Era uma noite calma de sexta-feira. Eu estava na cozinha, e ouvi quando o telefone tocou na sala de estar. Emília atendeu.

- Não... imagina! Eu estava com os pés pra cima... dez visitas no Vale do Rio Vermelho, o dia inteiro. Estou morta... Marcos está fazendo o jantar.

Eu estava.

- Bem... - ela hesitou. - Normalmente, eu não trabalho aos sábados, exceto em caso de emergência.

Uma série de ruídos de concordância.
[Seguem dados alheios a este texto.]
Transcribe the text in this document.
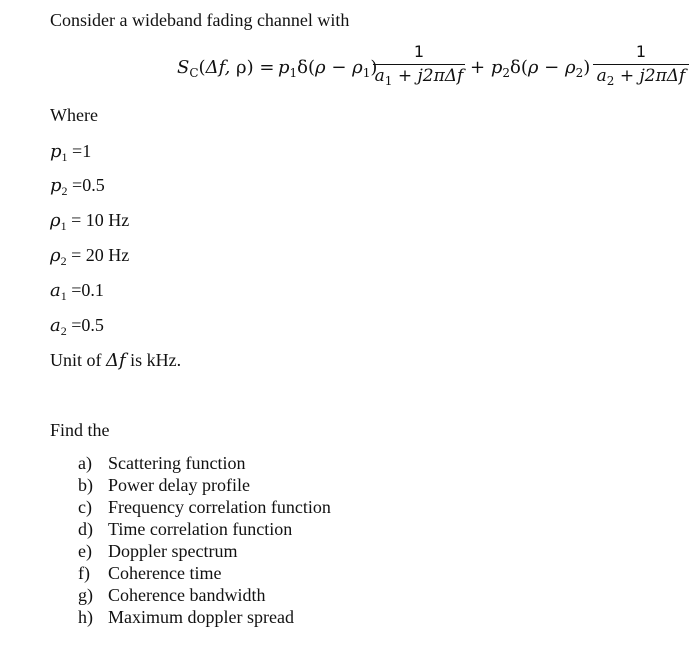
Consider a wideband fading channel with
$S_C(\Delta f$, $\rho) = p_1\delta(\rho - \rho_1)$
1
$a_1 + j2\pi\Delta f + p_2\delta(\rho - \rho_2)$
1
$a_2 + j2\pi\Delta f$
Where
$p_1 =1$
$p_2 =0.5$
$\rho_1 = 10$ Hz
$\rho_2 = 20$ Hz
$a_1 =0.1$
$a_2 =0.5$
Unit of Δf is kHz.
Find the
a) Scattering function
b) Power delay profile
c) Frequency correlation function
d) Time correlation function
e) Doppler spectrum
f) Coherence time
g) Coherence bandwidth
h) Maximum doppler spread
Calcei uma luva antitérmica e tirei o assado do forno. Provavelmente, Emília só iria comer uma fatia, mas eu não precisaria me preocupar com o almoço no fim de semana. Até porque, normalmente nós não parávamos muito em casa...

- Está bem. Eu não acho que seja nada, mas iremos aí amanhã de manhã.

"Iremos"?

- Beijo, tchau!

Desligou. Fui até a porta da cozinha, já tirando o avental.

- Quem era?

- A Rosalva - disse, e parou, aguardando alguma reação da minha parte. Fiz cara de paisagem, e ela prosseguiu:

- Estava reclamando que o consórcio anda esquecido... quer que eu vá lá dar uma olhada.

- Esquecido? Como assim... esquecido?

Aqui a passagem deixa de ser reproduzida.